As part of this totalitarianism; the war brought a tremendous increase in systemic dishonesty. It seems that - from top to bottom - the attitude became focused on the predicted behavioural effect of statements - to which an understanding of actual reality would routinely (and indeed compulsorily) be subordinated.
I suspect that a great deal of the Christian revival was atavistic, backward looking, and attempt to recover an irrecoverable earlier stage of human religious consciousness.
The revival mostly took the form of a (doomed to fail) attempt to revive the church-rooted ("medieval-premodern) form of top-down and mediated Christianity - and Christian spirituality was linked to this earlier, traditional, social form.
After the war, the nation moved forward from its totalitarian (hence atheistic) wartime basis; and this was extended by the merger, bureaucratisation, and nationalization of many major industries and social activities.
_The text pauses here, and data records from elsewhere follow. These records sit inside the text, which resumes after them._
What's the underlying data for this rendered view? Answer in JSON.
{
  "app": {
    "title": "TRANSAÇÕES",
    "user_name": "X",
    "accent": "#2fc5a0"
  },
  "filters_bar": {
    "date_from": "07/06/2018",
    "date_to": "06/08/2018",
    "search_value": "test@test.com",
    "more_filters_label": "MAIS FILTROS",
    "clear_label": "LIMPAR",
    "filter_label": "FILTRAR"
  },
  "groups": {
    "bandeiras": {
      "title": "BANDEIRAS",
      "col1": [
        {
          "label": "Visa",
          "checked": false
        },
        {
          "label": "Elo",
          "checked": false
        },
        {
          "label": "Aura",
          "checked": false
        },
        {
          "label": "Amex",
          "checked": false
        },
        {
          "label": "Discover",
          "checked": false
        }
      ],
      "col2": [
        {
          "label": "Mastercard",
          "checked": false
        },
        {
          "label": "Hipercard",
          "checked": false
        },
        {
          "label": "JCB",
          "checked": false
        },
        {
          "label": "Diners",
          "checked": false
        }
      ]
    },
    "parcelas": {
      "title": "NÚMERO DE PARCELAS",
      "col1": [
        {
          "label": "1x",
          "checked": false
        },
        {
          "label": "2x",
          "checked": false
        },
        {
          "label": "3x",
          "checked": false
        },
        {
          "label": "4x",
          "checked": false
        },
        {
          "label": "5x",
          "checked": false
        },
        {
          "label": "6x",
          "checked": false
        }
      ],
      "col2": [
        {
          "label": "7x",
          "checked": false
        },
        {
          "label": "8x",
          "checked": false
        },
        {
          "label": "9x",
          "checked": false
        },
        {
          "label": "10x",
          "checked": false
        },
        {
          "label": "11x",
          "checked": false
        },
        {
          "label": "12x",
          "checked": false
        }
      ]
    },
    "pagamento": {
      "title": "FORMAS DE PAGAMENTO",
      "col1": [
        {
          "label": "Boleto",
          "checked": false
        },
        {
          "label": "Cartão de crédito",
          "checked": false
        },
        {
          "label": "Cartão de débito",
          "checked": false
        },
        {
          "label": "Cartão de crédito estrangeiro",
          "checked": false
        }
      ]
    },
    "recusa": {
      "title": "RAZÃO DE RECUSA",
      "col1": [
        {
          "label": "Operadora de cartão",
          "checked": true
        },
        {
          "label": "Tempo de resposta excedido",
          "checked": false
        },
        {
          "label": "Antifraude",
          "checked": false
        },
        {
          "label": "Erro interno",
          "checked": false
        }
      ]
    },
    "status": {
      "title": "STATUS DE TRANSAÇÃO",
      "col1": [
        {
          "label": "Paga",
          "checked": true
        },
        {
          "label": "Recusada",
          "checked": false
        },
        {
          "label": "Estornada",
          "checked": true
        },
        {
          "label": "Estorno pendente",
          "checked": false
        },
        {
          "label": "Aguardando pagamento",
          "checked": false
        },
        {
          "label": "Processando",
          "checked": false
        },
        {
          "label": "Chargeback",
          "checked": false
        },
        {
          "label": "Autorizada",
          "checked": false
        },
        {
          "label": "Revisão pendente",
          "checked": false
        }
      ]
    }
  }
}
This created a secular public discourse, hence excluded Christianity, and the wartime revival rapidly collapsed.
It appears that, in this era of human consciousness, war is always totalitarian, therefore innately hostile to the kind of spirituality that is necessary to Christianity.
The sense of a nation or people in unity, self-sacrificing and cooperating on communal projects, working together for a common cause -- these are no longer net-benefits, but mostly mass psychological manipulations with evil intent behind them.
I suspect that it would now be mistaken to expect any large scale spiritual benefits from war - which may be why so much high-level geopolitical activity is currently focused an escalating and spreading wars.
In other words, mass Christianity used to be a benefit of war; but I think that mass Christianity is no longer possible - and the attempt to revive it will instead feed into the evil of totalitarianism.
Of course, any individual person may choose to take personal spiritual responsibility, and learn spiritually from whatever his situation - including war.
But modern war is extremely hostile to this situation of "ultimate beingness".
For proof, we need look no further than the sin of dishonesty - and the extent to which systemic misrepresentation (untruthfulness of all kinds: hype, spin, selectivity, distortion, lies; i.e. a focus on shaping mass behavioural responses to "information") - has become integral to societal functioning.
Once you become aware of this lethal defect, and begin to look for it; you will find manipulative dishonesty to be pervasive - not just at the political-institutional-corporate level, but almost everywhere and continuous among those who contribute to public discourse (including bloggers!).
Of course, everyone who is part of the systemic dishonesty will publicly justify himself by claiming that it is in a good cause. But unless he recognizes and repents (privately, at least) the innate evil of dishonesty; then he is lost - spiritually speaking.